Six months later we started talking again. I was seeing someone when we did start communicating again, so I tread very carefully. The guy I was seeing is a great guy but he has been through a lot and time and distance have not been on our side. The guy who came back into my life has come back full force. We are extremely compatible and as busy as his life is and mine, we make time and we are enjoying that time together. I have never laughed so much in my life with anyone. I said that when I wrote about him in the past and that has not changed. We are mentally and physically attracted to each other, always were. We picked up again as if we never closed our first, brief chapter, just this time our story is better, much better.

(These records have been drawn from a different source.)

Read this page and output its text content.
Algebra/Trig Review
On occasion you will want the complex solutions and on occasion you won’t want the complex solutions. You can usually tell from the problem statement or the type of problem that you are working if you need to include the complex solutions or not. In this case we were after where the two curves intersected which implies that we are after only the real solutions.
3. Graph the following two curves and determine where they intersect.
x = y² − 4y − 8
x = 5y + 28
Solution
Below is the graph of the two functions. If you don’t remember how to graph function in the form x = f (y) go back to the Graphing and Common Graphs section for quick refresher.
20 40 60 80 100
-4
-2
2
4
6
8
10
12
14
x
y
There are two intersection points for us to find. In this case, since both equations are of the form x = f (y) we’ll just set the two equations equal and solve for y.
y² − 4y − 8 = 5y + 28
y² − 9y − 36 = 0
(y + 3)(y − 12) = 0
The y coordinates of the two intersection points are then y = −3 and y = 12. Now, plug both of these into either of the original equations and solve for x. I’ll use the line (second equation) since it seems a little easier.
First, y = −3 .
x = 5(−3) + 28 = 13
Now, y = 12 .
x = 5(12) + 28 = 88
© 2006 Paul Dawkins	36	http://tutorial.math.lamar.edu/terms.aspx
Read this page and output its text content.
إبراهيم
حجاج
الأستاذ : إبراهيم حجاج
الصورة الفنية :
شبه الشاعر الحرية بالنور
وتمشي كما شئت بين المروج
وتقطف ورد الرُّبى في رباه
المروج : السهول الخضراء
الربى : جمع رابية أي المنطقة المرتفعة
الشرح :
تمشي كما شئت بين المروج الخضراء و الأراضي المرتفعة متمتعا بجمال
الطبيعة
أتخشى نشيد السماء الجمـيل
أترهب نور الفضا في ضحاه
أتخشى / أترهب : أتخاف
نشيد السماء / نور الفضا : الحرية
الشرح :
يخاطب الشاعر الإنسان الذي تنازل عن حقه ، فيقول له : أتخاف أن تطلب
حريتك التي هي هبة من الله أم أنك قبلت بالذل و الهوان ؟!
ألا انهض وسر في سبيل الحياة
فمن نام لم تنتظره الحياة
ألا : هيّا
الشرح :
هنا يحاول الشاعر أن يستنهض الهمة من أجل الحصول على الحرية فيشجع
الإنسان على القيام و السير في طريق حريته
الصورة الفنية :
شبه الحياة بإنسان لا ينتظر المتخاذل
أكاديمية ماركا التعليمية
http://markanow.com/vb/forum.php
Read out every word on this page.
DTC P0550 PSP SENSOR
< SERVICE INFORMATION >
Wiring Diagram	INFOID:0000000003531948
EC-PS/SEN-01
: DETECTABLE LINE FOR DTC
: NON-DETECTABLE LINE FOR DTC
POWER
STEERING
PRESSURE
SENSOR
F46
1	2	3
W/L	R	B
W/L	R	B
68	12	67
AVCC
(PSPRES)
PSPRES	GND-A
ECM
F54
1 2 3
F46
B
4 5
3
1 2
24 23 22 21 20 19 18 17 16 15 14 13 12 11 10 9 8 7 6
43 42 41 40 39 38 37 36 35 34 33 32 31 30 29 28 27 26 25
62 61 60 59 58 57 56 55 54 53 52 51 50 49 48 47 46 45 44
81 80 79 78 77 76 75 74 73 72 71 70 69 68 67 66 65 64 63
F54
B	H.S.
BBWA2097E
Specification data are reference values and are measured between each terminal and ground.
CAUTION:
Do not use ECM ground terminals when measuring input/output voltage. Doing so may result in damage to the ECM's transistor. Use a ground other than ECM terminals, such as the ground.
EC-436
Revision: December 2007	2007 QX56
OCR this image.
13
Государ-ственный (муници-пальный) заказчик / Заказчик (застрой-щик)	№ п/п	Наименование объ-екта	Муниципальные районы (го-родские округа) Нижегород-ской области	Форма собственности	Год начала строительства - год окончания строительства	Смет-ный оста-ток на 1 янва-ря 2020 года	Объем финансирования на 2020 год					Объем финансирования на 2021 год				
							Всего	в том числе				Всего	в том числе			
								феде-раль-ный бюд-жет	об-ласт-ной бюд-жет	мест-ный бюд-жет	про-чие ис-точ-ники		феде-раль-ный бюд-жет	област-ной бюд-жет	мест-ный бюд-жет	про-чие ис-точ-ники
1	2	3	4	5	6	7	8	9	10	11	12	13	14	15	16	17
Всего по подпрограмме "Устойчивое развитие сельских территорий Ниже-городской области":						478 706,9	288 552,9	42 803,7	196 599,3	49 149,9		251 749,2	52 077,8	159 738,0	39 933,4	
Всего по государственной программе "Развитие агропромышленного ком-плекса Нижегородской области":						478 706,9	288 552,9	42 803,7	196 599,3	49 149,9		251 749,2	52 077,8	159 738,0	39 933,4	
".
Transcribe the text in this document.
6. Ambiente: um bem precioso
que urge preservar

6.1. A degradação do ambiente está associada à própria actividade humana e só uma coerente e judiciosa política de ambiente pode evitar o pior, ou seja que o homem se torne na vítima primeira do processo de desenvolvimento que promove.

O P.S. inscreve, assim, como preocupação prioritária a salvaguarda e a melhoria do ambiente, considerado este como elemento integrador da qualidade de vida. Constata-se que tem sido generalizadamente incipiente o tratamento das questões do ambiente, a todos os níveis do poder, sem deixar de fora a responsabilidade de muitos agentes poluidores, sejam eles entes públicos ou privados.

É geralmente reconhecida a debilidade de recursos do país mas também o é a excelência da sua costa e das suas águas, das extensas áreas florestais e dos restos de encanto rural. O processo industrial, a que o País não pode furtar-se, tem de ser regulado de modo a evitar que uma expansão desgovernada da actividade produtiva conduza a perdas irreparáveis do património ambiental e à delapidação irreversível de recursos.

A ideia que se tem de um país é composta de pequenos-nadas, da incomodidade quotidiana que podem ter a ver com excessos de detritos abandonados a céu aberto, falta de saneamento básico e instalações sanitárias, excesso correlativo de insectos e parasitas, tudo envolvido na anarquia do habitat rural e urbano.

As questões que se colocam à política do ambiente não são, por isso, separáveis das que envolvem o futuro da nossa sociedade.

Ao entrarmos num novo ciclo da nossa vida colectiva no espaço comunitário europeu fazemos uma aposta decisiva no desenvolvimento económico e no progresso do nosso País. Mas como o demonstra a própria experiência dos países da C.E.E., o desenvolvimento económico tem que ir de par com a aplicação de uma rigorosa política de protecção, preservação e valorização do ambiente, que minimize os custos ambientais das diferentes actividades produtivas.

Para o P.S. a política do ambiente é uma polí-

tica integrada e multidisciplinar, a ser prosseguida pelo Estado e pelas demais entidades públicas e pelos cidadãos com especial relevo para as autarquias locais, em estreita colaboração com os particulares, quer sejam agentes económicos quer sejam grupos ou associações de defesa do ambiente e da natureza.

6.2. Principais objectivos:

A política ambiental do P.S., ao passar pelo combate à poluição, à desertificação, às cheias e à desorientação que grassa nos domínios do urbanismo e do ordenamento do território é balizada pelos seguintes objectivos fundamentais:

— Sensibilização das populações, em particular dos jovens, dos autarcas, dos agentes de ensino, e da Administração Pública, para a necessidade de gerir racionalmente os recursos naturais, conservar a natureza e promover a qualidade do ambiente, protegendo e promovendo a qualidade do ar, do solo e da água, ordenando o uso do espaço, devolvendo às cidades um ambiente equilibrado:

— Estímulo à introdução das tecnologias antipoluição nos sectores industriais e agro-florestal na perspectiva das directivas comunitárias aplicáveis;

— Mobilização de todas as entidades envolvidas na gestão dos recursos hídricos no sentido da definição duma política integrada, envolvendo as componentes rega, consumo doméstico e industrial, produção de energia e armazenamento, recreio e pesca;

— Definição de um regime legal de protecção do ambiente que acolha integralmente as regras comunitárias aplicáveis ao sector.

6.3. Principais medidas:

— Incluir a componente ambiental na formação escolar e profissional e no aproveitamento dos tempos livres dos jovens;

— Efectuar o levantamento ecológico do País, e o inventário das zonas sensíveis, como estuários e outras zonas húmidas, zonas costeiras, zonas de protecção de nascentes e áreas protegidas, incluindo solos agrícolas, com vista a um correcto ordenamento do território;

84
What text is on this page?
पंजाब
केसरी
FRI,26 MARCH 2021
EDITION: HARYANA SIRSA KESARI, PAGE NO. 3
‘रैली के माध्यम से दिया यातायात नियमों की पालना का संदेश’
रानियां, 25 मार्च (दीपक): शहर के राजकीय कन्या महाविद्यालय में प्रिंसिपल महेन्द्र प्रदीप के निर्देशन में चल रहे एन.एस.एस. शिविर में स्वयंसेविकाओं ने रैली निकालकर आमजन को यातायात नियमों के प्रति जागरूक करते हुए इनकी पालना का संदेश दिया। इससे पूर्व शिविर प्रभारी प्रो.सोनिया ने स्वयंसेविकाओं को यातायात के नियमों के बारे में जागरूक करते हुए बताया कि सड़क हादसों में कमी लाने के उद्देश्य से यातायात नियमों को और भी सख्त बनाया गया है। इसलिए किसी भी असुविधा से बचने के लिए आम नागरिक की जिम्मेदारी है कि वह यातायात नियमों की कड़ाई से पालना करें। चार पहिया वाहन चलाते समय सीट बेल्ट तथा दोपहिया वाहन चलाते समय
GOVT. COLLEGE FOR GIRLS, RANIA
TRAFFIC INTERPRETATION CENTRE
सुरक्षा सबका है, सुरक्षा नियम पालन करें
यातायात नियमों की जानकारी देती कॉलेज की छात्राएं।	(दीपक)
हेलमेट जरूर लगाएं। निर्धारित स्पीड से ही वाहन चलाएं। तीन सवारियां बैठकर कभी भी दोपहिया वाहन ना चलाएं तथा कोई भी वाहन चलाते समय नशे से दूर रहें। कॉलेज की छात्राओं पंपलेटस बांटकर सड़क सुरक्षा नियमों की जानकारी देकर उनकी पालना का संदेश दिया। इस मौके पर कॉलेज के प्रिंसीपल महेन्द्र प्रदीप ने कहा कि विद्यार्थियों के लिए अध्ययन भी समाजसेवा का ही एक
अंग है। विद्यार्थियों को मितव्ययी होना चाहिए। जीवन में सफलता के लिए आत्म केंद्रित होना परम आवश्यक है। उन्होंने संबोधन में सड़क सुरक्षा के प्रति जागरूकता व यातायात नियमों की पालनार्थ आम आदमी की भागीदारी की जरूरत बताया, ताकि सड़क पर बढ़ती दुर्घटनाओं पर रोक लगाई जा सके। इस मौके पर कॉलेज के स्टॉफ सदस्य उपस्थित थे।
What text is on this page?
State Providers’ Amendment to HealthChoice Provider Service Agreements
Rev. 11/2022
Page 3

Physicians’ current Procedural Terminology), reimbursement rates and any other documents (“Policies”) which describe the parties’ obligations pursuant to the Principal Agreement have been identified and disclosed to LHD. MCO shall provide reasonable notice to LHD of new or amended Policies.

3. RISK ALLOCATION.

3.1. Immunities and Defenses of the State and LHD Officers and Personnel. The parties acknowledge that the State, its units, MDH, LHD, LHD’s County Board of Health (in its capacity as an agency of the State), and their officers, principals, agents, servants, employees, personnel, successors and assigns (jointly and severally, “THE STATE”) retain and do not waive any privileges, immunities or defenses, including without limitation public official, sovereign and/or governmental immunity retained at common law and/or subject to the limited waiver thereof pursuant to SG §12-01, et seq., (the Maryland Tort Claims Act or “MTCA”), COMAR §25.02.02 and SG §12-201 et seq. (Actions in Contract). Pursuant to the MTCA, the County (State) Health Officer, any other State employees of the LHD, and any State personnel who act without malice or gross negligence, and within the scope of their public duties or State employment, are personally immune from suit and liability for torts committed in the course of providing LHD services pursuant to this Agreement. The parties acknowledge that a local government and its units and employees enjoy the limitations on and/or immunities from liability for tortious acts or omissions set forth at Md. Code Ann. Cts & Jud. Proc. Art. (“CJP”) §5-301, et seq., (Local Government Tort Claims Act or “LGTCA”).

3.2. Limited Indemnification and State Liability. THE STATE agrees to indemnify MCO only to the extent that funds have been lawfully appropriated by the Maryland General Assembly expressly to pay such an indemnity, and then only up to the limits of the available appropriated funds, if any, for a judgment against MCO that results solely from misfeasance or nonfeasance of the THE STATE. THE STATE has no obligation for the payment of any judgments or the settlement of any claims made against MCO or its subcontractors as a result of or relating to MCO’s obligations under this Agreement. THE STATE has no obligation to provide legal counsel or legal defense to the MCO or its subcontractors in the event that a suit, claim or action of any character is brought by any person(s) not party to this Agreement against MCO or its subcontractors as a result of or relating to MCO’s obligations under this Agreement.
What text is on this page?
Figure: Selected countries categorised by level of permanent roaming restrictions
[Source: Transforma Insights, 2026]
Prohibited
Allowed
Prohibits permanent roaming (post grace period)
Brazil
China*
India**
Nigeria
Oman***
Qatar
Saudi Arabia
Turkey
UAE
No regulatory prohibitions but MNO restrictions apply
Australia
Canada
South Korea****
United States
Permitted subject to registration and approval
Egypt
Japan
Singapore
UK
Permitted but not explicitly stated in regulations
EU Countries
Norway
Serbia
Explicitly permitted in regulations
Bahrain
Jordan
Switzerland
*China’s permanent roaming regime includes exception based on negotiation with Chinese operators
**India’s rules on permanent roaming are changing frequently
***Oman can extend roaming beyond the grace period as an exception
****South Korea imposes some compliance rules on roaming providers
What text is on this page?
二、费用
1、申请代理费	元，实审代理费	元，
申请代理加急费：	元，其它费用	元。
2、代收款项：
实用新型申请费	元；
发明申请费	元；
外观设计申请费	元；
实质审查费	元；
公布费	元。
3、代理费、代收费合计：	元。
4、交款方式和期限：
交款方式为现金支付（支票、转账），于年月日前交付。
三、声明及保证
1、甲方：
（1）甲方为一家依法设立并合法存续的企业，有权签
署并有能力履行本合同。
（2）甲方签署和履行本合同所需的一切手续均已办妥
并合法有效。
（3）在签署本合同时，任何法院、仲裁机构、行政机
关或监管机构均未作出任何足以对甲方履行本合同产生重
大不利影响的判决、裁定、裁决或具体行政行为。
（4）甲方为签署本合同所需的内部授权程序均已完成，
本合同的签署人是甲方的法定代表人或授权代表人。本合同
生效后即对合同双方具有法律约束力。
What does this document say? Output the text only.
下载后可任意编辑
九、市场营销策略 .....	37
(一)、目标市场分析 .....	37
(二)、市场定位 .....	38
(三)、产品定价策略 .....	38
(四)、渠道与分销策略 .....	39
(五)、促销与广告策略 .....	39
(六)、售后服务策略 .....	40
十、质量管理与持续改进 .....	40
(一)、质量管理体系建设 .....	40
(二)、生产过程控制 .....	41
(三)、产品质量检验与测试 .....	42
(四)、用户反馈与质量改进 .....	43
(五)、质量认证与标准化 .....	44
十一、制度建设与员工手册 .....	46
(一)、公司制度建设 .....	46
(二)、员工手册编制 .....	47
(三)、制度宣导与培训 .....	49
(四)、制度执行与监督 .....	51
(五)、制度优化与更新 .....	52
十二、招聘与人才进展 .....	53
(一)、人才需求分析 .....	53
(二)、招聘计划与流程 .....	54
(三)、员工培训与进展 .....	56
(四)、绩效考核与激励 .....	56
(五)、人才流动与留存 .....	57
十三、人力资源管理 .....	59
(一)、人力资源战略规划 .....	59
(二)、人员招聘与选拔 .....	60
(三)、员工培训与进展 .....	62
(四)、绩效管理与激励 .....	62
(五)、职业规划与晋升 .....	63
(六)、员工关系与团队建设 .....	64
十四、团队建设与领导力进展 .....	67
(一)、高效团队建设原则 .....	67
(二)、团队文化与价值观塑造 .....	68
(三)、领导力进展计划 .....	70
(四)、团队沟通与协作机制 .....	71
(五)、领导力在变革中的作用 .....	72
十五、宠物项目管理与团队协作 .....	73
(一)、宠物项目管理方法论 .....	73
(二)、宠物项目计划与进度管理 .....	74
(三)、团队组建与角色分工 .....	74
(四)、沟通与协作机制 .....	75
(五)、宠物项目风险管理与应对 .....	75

Saying goodbye to the other guy is something I still need to do. We haven’t seen each other in weeks but we still talk, although our conversations are now few and far between, sort of perfunctory. He still wants to give us a chance but needs time to sort some things out. But I no longer want to wait. I have done all I can do to keep us going but I want someone who is present and physically there. I never expected that my new/old guy would be the one by my side. Sounds confusing? It is, was, but clarity has set in and I know what I want and need to do, say goodbye to one. The time has just not been right to do so and I am not one to do it by text or phone (cowardly), but phone may be my only choice. It breaks my heart because I thought we had potential too. Two great guys at the same time – never would I have ever thought I would have this dilemma. But the relationship I am in right now with new/old guy is real and it is good and he is who I want. Also, we agreed that we will not be seeing other people because we want to see where this goes.
Goodbyes are not always final and sometimes they are. For me what I thought was a goodbye last summer, turned out to be just a temporary hiatus. More of a hey, I’ll see ya later. But it will most likely be a permanent goodbye with the other guy. And as happy as I am in my new/old relationship, it still hurts, but I know in my heart it is what I need to do.